No estado de São Paulo temos o CG 1414/16 – Comunicado Geral, que determinou a elaboração em caráter de urgência o Cadastro Único de Pessoas Privadas de Liberdade da Unidade Penal – CadUPL, tendo como um dos objetivos, citamos: “CONSIDERANDO o disposto no artigo 84 da Lei de Execução Penal, com redação dada pela Lei 13.167/2015, que define os critérios de separação dos presos nas unidades penais, e cuja implementação exige visão sistêmica que permita a fiscalização do critério de separação das pessoas privadas de liberdade em cada unidade, de acordo com a classificação legal:
Art. 84. O preso provisório ficará separado do condenado por sentença transitada em julgado.

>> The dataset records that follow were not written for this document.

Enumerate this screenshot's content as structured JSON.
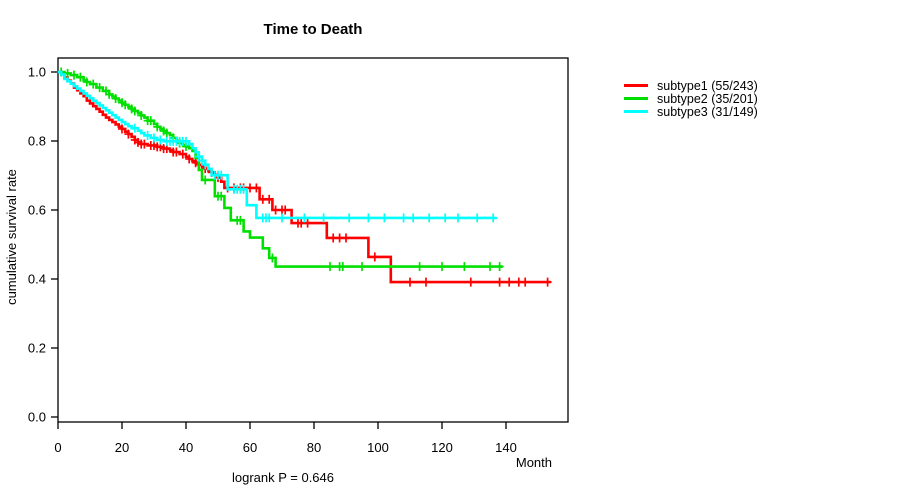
{
  "chart_data": {
    "type": "line",
    "subtype": "kaplan-meier-step-survival",
    "title": "Time to Death",
    "xlabel": "Month",
    "ylabel": "cumulative survival rate",
    "footnote": "logrank P = 0.646",
    "xlim": [
      0,
      160
    ],
    "ylim": [
      0,
      1
    ],
    "xticks": [
      0,
      20,
      40,
      60,
      80,
      100,
      120,
      140
    ],
    "yticks": [
      "0.0",
      "0.2",
      "0.4",
      "0.6",
      "0.8",
      "1.0"
    ],
    "grid": false,
    "legend_position": "right",
    "axis_color": "#000000",
    "series": [
      {
        "name": "subtype1 (55/243)",
        "color": "#FF0000",
        "end": 154,
        "steps": [
          [
            0,
            1.0
          ],
          [
            1,
            0.996
          ],
          [
            2,
            0.984
          ],
          [
            3,
            0.975
          ],
          [
            4,
            0.967
          ],
          [
            5,
            0.955
          ],
          [
            6,
            0.947
          ],
          [
            7,
            0.938
          ],
          [
            8,
            0.93
          ],
          [
            9,
            0.917
          ],
          [
            10,
            0.909
          ],
          [
            11,
            0.901
          ],
          [
            12,
            0.893
          ],
          [
            13,
            0.885
          ],
          [
            14,
            0.876
          ],
          [
            15,
            0.868
          ],
          [
            16,
            0.861
          ],
          [
            17,
            0.855
          ],
          [
            18,
            0.848
          ],
          [
            19,
            0.841
          ],
          [
            20,
            0.835
          ],
          [
            21,
            0.827
          ],
          [
            22,
            0.82
          ],
          [
            23,
            0.812
          ],
          [
            24,
            0.803
          ],
          [
            25,
            0.796
          ],
          [
            26,
            0.791
          ],
          [
            28,
            0.787
          ],
          [
            31,
            0.783
          ],
          [
            33,
            0.778
          ],
          [
            35,
            0.773
          ],
          [
            36,
            0.768
          ],
          [
            38,
            0.762
          ],
          [
            40,
            0.754
          ],
          [
            41,
            0.748
          ],
          [
            42,
            0.742
          ],
          [
            43,
            0.737
          ],
          [
            44,
            0.731
          ],
          [
            45,
            0.726
          ],
          [
            46,
            0.72
          ],
          [
            47,
            0.714
          ],
          [
            48,
            0.709
          ],
          [
            49,
            0.702
          ],
          [
            50,
            0.694
          ],
          [
            51,
            0.682
          ],
          [
            52,
            0.664
          ],
          [
            63,
            0.631
          ],
          [
            67,
            0.6
          ],
          [
            73,
            0.562
          ],
          [
            84,
            0.519
          ],
          [
            97,
            0.464
          ],
          [
            104,
            0.391
          ]
        ],
        "censor_months": [
          20,
          22,
          24,
          25,
          26,
          27,
          29,
          30,
          31,
          32,
          33,
          34,
          36,
          37,
          39,
          41,
          43,
          44,
          46,
          48,
          50,
          53,
          55,
          57,
          58,
          60,
          62,
          64,
          66,
          68,
          70,
          71,
          75,
          76,
          78,
          86,
          88,
          90,
          99,
          110,
          115,
          129,
          138,
          141,
          144,
          146,
          153
        ]
      },
      {
        "name": "subtype2 (35/201)",
        "color": "#00E000",
        "end": 139,
        "steps": [
          [
            0,
            1.0
          ],
          [
            2,
            0.996
          ],
          [
            4,
            0.991
          ],
          [
            6,
            0.985
          ],
          [
            8,
            0.976
          ],
          [
            9,
            0.971
          ],
          [
            10,
            0.965
          ],
          [
            12,
            0.955
          ],
          [
            14,
            0.945
          ],
          [
            16,
            0.935
          ],
          [
            17,
            0.929
          ],
          [
            18,
            0.923
          ],
          [
            19,
            0.917
          ],
          [
            20,
            0.911
          ],
          [
            21,
            0.905
          ],
          [
            22,
            0.899
          ],
          [
            23,
            0.893
          ],
          [
            24,
            0.887
          ],
          [
            25,
            0.881
          ],
          [
            26,
            0.874
          ],
          [
            27,
            0.868
          ],
          [
            28,
            0.859
          ],
          [
            30,
            0.849
          ],
          [
            31,
            0.841
          ],
          [
            32,
            0.835
          ],
          [
            33,
            0.829
          ],
          [
            34,
            0.823
          ],
          [
            35,
            0.817
          ],
          [
            36,
            0.809
          ],
          [
            37,
            0.801
          ],
          [
            38,
            0.794
          ],
          [
            39,
            0.789
          ],
          [
            40,
            0.784
          ],
          [
            41,
            0.779
          ],
          [
            42,
            0.771
          ],
          [
            43,
            0.751
          ],
          [
            44,
            0.716
          ],
          [
            45,
            0.687
          ],
          [
            49,
            0.64
          ],
          [
            52,
            0.606
          ],
          [
            54,
            0.57
          ],
          [
            58,
            0.538
          ],
          [
            60,
            0.52
          ],
          [
            64,
            0.489
          ],
          [
            66,
            0.461
          ],
          [
            68,
            0.436
          ]
        ],
        "censor_months": [
          1,
          3,
          5,
          7,
          9,
          11,
          13,
          15,
          16,
          18,
          20,
          21,
          23,
          24,
          26,
          28,
          29,
          31,
          33,
          34,
          36,
          38,
          40,
          46,
          50,
          51,
          56,
          57,
          67,
          85,
          88,
          89,
          95,
          113,
          120,
          127,
          135,
          138
        ]
      },
      {
        "name": "subtype3 (31/149)",
        "color": "#00FFFF",
        "end": 137,
        "steps": [
          [
            0,
            1.0
          ],
          [
            1,
            0.993
          ],
          [
            2,
            0.98
          ],
          [
            3,
            0.973
          ],
          [
            4,
            0.966
          ],
          [
            5,
            0.959
          ],
          [
            6,
            0.952
          ],
          [
            7,
            0.945
          ],
          [
            8,
            0.938
          ],
          [
            9,
            0.931
          ],
          [
            10,
            0.924
          ],
          [
            11,
            0.917
          ],
          [
            12,
            0.91
          ],
          [
            13,
            0.903
          ],
          [
            14,
            0.896
          ],
          [
            15,
            0.889
          ],
          [
            16,
            0.882
          ],
          [
            17,
            0.875
          ],
          [
            18,
            0.868
          ],
          [
            19,
            0.861
          ],
          [
            20,
            0.855
          ],
          [
            21,
            0.849
          ],
          [
            22,
            0.843
          ],
          [
            23,
            0.837
          ],
          [
            25,
            0.83
          ],
          [
            26,
            0.823
          ],
          [
            27,
            0.816
          ],
          [
            29,
            0.809
          ],
          [
            31,
            0.803
          ],
          [
            33,
            0.799
          ],
          [
            41,
            0.791
          ],
          [
            42,
            0.779
          ],
          [
            43,
            0.767
          ],
          [
            44,
            0.755
          ],
          [
            45,
            0.743
          ],
          [
            46,
            0.731
          ],
          [
            47,
            0.719
          ],
          [
            48,
            0.701
          ],
          [
            53,
            0.66
          ],
          [
            59,
            0.614
          ],
          [
            62,
            0.577
          ]
        ],
        "censor_months": [
          24,
          28,
          30,
          32,
          34,
          35,
          36,
          37,
          38,
          39,
          40,
          44,
          45,
          46,
          49,
          50,
          51,
          55,
          56,
          57,
          58,
          64,
          65,
          66,
          70,
          77,
          83,
          91,
          97,
          102,
          108,
          111,
          116,
          121,
          125,
          131,
          136
        ]
      }
    ]
  }
}
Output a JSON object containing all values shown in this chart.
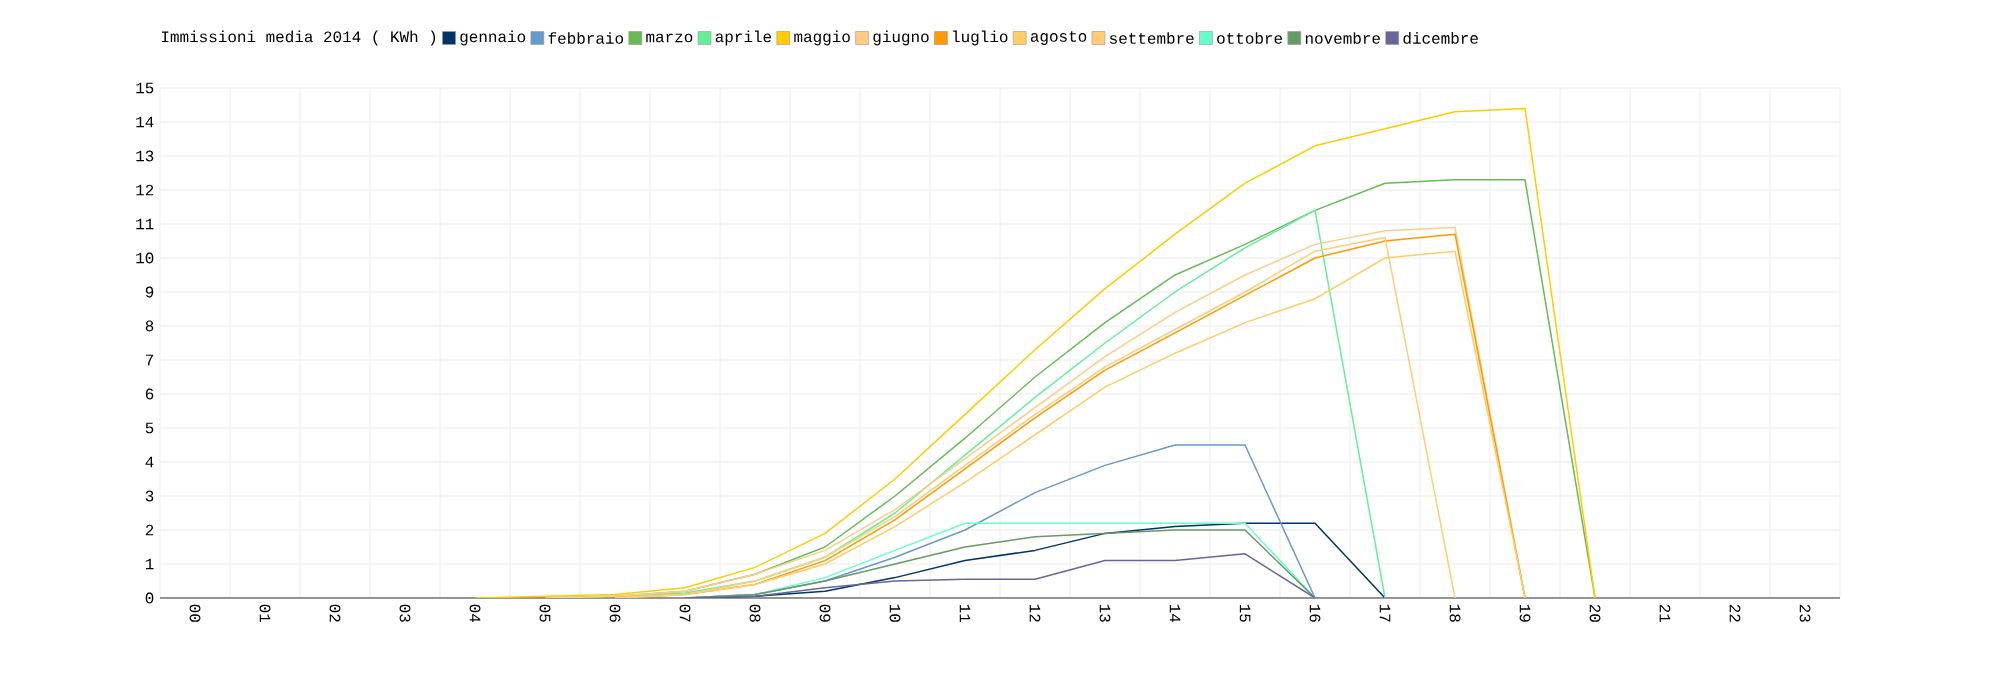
{
  "chart_data": {
    "type": "line",
    "legend_title": "Immissioni media 2014 ( KWh )",
    "legend": "top",
    "grid": true,
    "marker": "none",
    "line_style": "solid",
    "categories": [
      "00",
      "01",
      "02",
      "03",
      "04",
      "05",
      "06",
      "07",
      "08",
      "09",
      "10",
      "11",
      "12",
      "13",
      "14",
      "15",
      "16",
      "17",
      "18",
      "19",
      "20",
      "21",
      "22",
      "23"
    ],
    "ylim": [
      0,
      15
    ],
    "yticks": [
      0,
      1,
      2,
      3,
      4,
      5,
      6,
      7,
      8,
      9,
      10,
      11,
      12,
      13,
      14,
      15
    ],
    "series": [
      {
        "name": "gennaio",
        "color": "#003366",
        "values": [
          null,
          null,
          null,
          null,
          null,
          null,
          null,
          0,
          0.05,
          0.2,
          0.6,
          1.1,
          1.4,
          1.9,
          2.1,
          2.2,
          2.2,
          0,
          null,
          null,
          null,
          null,
          null,
          null
        ]
      },
      {
        "name": "febbraio",
        "color": "#6699cc",
        "values": [
          null,
          null,
          null,
          null,
          null,
          null,
          null,
          0,
          0.1,
          0.5,
          1.2,
          2.0,
          3.1,
          3.9,
          4.5,
          4.5,
          0,
          null,
          null,
          null,
          null,
          null,
          null,
          null
        ]
      },
      {
        "name": "marzo",
        "color": "#66bb55",
        "values": [
          null,
          null,
          null,
          null,
          null,
          0,
          0.05,
          0.2,
          0.7,
          1.5,
          3.0,
          4.7,
          6.5,
          8.1,
          9.5,
          10.4,
          11.4,
          12.2,
          12.3,
          12.3,
          0,
          null,
          null,
          null
        ]
      },
      {
        "name": "aprile",
        "color": "#66ee99",
        "values": [
          null,
          null,
          null,
          null,
          null,
          0,
          0.05,
          0.15,
          0.5,
          1.2,
          2.5,
          4.2,
          5.9,
          7.5,
          9.0,
          10.3,
          11.4,
          0,
          null,
          null,
          null,
          null,
          null,
          null
        ]
      },
      {
        "name": "maggio",
        "color": "#ffcc00",
        "values": [
          null,
          null,
          null,
          null,
          0,
          0.05,
          0.1,
          0.3,
          0.9,
          1.9,
          3.5,
          5.4,
          7.3,
          9.1,
          10.7,
          12.2,
          13.3,
          13.8,
          14.3,
          14.4,
          0,
          null,
          null,
          null
        ]
      },
      {
        "name": "giugno",
        "color": "#ffcc88",
        "values": [
          null,
          null,
          null,
          null,
          null,
          0,
          0.05,
          0.2,
          0.7,
          1.4,
          2.6,
          4.1,
          5.6,
          7.1,
          8.4,
          9.5,
          10.4,
          10.8,
          10.9,
          0,
          null,
          null,
          null,
          null
        ]
      },
      {
        "name": "luglio",
        "color": "#ff9900",
        "values": [
          null,
          null,
          null,
          null,
          null,
          null,
          0,
          0.1,
          0.4,
          1.1,
          2.3,
          3.8,
          5.3,
          6.7,
          7.8,
          8.9,
          10.0,
          10.5,
          10.7,
          0,
          null,
          null,
          null,
          null
        ]
      },
      {
        "name": "agosto",
        "color": "#ffcc66",
        "values": [
          null,
          null,
          null,
          null,
          null,
          null,
          0,
          0.1,
          0.4,
          1.0,
          2.1,
          3.4,
          4.8,
          6.2,
          7.2,
          8.1,
          8.8,
          10.0,
          10.2,
          0,
          null,
          null,
          null,
          null
        ]
      },
      {
        "name": "settembre",
        "color": "#ffcc77",
        "values": [
          null,
          null,
          null,
          null,
          null,
          null,
          0,
          0.1,
          0.5,
          1.2,
          2.4,
          3.9,
          5.4,
          6.8,
          7.9,
          9.0,
          10.2,
          10.6,
          0,
          null,
          null,
          null,
          null,
          null
        ]
      },
      {
        "name": "ottobre",
        "color": "#66ffcc",
        "values": [
          null,
          null,
          null,
          null,
          null,
          null,
          null,
          0,
          0.1,
          0.6,
          1.4,
          2.2,
          2.2,
          2.2,
          2.2,
          2.2,
          0,
          null,
          null,
          null,
          null,
          null,
          null,
          null
        ]
      },
      {
        "name": "novembre",
        "color": "#669966",
        "values": [
          null,
          null,
          null,
          null,
          null,
          null,
          null,
          0,
          0.1,
          0.5,
          1.0,
          1.5,
          1.8,
          1.9,
          2.0,
          2.0,
          0,
          null,
          null,
          null,
          null,
          null,
          null,
          null
        ]
      },
      {
        "name": "dicembre",
        "color": "#666699",
        "values": [
          null,
          null,
          null,
          null,
          null,
          null,
          null,
          0,
          0.05,
          0.3,
          0.5,
          0.55,
          0.55,
          1.1,
          1.1,
          1.3,
          0,
          null,
          null,
          null,
          null,
          null,
          null,
          null
        ]
      }
    ]
  }
}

§ 1º Os presos provisórios ficarão separados de acordo com os seguintes critérios:

I - acusados pela prática de crimes hediondos ou equiparados;
II - acusados pela prática de crimes cometidos com violência ou grave ameaça à pessoa;

III - acusados pela prática de outros crimes ou contravenções diversos dos apontados nos incisos I e II.

§ 2° O preso que, ao tempo do fato, era funcionário da Administração da Justiça Criminal ficará em dependência separada.

§ 3º Os presos condenados ficarão separados de acordo com os seguintes critérios:

I - condenados pela prática de crimes hediondos ou equiparados;

II - reincidentes condenados pela prática de crimes cometidos com violência ou grave ameaça à pessoa;

III - primários condenados pela prática de crimes cometidos com violência ou grave ameaça à pessoa;

IV - demais condenados pela prática de outros crimes ou contravenções em situação diversa das previstas nos incisos I, II e III.

§ 4º O preso que tiver sua integridade física, moral ou psicológica ameaçada pela convivência com os demais presos ficará segregado em local próprio. “
Vejam, previsões não faltaram para prevenir o que ocorreu e está ocorrendo em nosso sistema prisional. Atualmente já esquecido pelos jornalistas de noticiarem o sistema prisional até que ocorra outra chacina igual Manaus, Alcaçuz, entre outras.

Que tal manifestarmo-nos sobre este assunto? Não se esqueça de que você pode ser a próxima vítima do sistema ou daqueles que fugiram ou fogem do sistema penitenciário.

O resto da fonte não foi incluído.